Kolacja w Smart Studio

26 Marzec 2012

No tak... miałam plan. Plan polegał na tym, że chciałam w piątek w ciągu dnia zamieszczać szczegółowe informacje dotyczące przygotowań do kolacji w SmArt Studio. I.... nie wiadomo kiedy zrobiła się 17.00...

Na Hożej byliśmy parę minut przed 18.00 i w wielkim szale zaczęliśmy rozpakowywać zakupy. Odpaliliśmy piec i... zaczęli przychodzić pierwsi goście!

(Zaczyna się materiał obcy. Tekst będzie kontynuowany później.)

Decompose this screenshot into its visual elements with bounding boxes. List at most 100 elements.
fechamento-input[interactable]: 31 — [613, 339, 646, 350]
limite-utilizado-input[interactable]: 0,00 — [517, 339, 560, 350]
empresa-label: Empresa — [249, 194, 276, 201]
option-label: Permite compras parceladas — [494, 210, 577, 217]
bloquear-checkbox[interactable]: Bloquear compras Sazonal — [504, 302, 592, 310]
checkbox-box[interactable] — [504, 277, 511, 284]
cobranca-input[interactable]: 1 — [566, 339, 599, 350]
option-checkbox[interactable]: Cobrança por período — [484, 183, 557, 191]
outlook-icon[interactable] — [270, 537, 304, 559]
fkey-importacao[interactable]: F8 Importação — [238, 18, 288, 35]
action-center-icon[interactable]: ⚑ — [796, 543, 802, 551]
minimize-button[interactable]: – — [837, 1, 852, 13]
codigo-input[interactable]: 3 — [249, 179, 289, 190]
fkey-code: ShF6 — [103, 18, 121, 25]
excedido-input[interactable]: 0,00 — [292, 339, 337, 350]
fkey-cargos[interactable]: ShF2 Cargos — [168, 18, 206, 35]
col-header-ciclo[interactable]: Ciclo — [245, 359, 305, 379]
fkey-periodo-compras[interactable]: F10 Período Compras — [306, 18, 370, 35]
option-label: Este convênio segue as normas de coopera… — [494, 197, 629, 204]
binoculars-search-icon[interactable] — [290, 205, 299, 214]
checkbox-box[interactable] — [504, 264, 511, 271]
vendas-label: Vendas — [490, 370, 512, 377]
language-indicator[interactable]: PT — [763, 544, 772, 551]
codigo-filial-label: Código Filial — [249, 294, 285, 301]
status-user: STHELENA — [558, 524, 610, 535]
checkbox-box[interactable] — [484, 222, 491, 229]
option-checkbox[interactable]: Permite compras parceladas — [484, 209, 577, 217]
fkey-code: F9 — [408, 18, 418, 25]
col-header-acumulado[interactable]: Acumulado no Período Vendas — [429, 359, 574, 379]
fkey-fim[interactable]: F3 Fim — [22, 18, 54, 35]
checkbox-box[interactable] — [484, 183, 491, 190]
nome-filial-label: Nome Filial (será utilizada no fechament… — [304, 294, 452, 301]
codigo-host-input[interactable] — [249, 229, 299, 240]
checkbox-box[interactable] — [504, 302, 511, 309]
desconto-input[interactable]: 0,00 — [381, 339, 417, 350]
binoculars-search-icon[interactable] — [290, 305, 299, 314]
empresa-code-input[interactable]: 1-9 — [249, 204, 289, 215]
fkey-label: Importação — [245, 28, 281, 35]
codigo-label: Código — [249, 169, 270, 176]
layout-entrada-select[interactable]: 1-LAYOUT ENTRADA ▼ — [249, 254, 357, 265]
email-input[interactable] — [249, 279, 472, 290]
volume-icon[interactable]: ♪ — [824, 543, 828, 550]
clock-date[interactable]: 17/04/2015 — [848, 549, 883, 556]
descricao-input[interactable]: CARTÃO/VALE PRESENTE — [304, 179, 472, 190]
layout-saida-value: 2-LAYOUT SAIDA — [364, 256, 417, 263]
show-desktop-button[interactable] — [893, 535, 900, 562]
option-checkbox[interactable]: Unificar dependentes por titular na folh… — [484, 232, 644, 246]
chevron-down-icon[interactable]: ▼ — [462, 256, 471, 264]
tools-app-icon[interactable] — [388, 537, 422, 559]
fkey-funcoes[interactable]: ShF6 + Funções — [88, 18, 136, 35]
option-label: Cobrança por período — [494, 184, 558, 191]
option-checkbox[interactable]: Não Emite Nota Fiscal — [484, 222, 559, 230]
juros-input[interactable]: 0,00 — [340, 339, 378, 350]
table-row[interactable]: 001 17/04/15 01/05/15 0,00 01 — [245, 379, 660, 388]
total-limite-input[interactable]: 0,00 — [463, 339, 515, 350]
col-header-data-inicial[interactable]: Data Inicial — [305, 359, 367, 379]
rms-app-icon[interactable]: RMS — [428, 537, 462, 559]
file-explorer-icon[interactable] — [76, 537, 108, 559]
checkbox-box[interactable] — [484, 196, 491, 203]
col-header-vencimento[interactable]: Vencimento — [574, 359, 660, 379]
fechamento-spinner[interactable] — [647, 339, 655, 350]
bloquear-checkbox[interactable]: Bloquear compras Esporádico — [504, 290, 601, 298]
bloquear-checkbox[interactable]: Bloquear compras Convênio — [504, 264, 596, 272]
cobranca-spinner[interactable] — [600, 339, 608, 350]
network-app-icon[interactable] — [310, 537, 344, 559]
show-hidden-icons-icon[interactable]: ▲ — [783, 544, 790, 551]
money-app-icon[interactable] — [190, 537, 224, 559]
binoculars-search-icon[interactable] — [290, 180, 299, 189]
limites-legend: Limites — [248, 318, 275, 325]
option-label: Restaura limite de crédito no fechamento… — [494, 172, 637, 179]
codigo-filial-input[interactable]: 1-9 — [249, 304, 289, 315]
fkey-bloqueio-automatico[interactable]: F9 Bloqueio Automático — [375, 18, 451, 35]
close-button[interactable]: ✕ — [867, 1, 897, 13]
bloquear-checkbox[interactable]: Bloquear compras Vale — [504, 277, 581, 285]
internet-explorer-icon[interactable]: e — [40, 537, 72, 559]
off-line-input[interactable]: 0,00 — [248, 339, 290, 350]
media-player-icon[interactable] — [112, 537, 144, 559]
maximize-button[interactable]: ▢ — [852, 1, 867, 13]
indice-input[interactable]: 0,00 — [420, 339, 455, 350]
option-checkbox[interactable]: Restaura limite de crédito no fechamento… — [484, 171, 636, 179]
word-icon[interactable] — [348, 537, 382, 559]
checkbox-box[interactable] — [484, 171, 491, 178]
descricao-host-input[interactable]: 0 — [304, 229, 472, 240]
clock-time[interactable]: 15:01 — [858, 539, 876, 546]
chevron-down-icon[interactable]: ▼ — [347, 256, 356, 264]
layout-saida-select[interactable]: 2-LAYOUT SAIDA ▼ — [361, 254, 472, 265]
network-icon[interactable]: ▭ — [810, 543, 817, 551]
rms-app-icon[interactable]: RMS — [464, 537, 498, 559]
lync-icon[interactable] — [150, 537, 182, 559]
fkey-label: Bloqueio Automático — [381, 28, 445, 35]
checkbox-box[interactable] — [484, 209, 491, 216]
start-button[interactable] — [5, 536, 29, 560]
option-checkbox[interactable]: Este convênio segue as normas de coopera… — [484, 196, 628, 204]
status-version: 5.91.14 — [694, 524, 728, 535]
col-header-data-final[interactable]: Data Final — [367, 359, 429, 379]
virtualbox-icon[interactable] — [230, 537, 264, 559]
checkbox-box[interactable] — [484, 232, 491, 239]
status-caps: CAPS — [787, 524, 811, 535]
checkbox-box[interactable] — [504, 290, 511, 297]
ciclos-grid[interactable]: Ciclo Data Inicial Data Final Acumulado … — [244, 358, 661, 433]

Na początek warzywa, które zamarynowałam rano. Cztery blachy... Potem bób z cebulą i szpinakiem, następnie grzanki z pomidorami i grecką fetą, fasola z selerem naciowym, pilaw z ryżem i bakłażanem, ciasto filo ze szpinakiem, twarogiem i fetą, tartinki z pastą z żółtego grochu, tzatziki z ogórkiem i tzatziki z burakami, baklawa z orzechami i miodem a na koniec... TORT, bo Ala, która jest właścicielką SmArt Studio 2 dni wcześniej skończyła 26 lat :-)

O 1.00 w nocy skończyliśmy. Jeszcze pół godziny potańczyłam i... wróciliśmy do domu.